A Ghastly SpectacleAnthony Gregory • Sunday July 31, 2011 4:42 PM PST •
The workings of Congress are nauseating in the extreme. Senator Harry Reid has reportedly agreed to a deal with Republicans over the debt ceiling controversy that has dominated the political news for weeks.
Although the same news reports indicate there are still some details to be fleshed out. It seems Congressional Republicans are hesitant to approve the small defense spending cuts proposed by Democrats. Anything that reduces funding for the U.S. empire, you see, is bound to make Republicans recoil much like vampires who have caught a glimpse of a crucifix dangling on a prospective victim’s neck. Surely, they would never approve cutting the military back to its funding levels from the end of the Bush administration—that would be most reckless.
Yet when all the smoke clears, what are we looking at here? “There seemed to be broad agreement that any deal reached would include at least $2.5 trillion in spending cuts over the next 10 years, of which $1.2 trillion would be approved now,” reports the New York Times.
All this hubbub over the approval of $120 billion of cuts per year for the next decade. $120 billion is something like 1/13 of the budget deficit. That is to say, the amount the government is now spending above what it is receiving in revenues is something around thirteen times the annual cuts that the two parties are agreeing to. In other words, all this deliberation has amounted to something so closely resembling exactly nothing that we might as well call it exactly nothing.
The debt ceiling will be raised. The incredible borrowing will continue.

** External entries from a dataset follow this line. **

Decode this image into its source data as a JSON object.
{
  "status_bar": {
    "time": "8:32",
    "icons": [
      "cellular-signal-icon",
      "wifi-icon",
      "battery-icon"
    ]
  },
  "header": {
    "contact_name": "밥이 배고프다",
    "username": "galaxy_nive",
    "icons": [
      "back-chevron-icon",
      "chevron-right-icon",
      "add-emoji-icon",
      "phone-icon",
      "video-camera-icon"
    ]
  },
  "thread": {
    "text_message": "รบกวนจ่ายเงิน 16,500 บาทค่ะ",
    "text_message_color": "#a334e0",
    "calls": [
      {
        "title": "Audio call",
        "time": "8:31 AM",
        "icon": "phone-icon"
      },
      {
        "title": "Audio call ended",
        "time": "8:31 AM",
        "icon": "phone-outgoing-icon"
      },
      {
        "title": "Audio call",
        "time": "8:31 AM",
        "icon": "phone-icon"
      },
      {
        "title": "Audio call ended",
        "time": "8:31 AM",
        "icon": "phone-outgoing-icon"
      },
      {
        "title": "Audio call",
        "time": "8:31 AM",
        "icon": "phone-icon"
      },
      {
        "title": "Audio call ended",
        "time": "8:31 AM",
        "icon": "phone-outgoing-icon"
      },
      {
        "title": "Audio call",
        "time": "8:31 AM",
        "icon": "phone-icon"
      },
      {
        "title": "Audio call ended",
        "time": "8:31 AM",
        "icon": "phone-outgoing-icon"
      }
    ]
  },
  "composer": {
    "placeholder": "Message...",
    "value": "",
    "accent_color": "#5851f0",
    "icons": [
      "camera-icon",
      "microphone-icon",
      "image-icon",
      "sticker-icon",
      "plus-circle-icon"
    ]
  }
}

On the bright side, Obama will likely still be able to have his 50th birthday party this week, now that the country’s problems have been addressed. Not that I am complaining. I wish he and all the folks in Congress just spent their time partying every day, even at taxpayers’ expense. It would be unseemly and parasitic, but it would pale in comparison to the immense damage they inflict voting on appropriations for war, welfare, and other socially destructive programs on our behalf.